Although Arendt is an advocate of neither patriarchy nor slavery, she argues that the ancient relationship between the public and private realms had clear benefits. On the one hand, the public domain provided publicity, that is, the capacity for appearance or being seen, for its free and equal citizens within the shared context of a common world of political action. On the other hand, the private realm successfully confined the role of labor in human life and provided the space of secrecy or concealment necessary for appearing in the public sphere.
The second stage of Arendt’s discussion in Part 2 charts the destruction of the ancient version of the public/private distinction at the hands of a third realm of human activity, the social. The social refers to the organic labor necessary for the survival of any species (for instance, childbirth and childrearing). As such, the social begins as a component of the private, domestic sphere in antiquity. According to Arendt, however, the social gradually begins to take on independent significance and alter both the public and private spheres. This involves the displacement of labor from its initial location, the private home, to the public domain: this displacement is the birth of society, as distinct from politics.

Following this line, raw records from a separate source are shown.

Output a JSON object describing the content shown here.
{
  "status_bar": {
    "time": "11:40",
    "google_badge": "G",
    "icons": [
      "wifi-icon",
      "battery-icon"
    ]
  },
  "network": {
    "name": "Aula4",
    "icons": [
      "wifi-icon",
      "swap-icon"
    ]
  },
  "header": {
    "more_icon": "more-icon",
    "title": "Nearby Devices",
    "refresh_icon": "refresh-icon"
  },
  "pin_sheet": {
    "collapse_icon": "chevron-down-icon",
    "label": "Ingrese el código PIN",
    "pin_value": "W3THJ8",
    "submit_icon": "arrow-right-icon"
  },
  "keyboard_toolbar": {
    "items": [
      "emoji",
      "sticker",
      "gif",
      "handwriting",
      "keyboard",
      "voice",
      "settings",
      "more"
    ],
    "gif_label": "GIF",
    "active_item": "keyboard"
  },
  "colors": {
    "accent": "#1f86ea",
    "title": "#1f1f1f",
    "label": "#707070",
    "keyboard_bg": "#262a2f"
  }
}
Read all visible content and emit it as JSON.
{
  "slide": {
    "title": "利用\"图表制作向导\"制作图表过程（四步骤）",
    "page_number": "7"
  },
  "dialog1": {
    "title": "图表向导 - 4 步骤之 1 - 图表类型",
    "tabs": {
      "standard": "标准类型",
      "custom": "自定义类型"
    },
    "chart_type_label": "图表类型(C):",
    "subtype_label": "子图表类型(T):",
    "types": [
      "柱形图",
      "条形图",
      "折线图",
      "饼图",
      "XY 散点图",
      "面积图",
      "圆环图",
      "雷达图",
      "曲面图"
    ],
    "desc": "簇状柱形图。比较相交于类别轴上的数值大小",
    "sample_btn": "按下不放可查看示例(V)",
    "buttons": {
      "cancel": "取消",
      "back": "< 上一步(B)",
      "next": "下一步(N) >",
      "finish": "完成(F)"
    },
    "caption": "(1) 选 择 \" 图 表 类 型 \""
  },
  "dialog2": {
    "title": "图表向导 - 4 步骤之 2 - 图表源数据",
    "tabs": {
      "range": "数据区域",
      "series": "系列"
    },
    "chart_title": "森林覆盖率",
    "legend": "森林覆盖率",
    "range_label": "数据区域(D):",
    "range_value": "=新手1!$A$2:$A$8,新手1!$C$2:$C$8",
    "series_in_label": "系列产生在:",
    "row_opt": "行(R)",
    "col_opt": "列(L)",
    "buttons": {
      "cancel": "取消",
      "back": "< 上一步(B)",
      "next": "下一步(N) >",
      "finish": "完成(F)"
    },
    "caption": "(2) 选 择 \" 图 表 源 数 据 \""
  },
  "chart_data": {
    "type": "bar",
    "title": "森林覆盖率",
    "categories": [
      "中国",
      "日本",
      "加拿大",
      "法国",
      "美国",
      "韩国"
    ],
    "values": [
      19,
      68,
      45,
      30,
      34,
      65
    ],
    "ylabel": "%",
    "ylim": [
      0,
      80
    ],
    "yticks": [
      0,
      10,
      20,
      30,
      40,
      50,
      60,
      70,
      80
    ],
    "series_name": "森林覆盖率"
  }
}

For Arendt, this invasion of labor destroys the free character of the public and gives rise to a new form of the private: intimacy, by which we withdraw from other people into our own thoughts and feelings. The result is that the previous equilibrium between the public and the private is eliminated, and all of human existence becomes subordinated to the demands of labor. In other words, the human being becomes more of a homogenous beast of burden than the distinctly free, dynamic creature that it should be.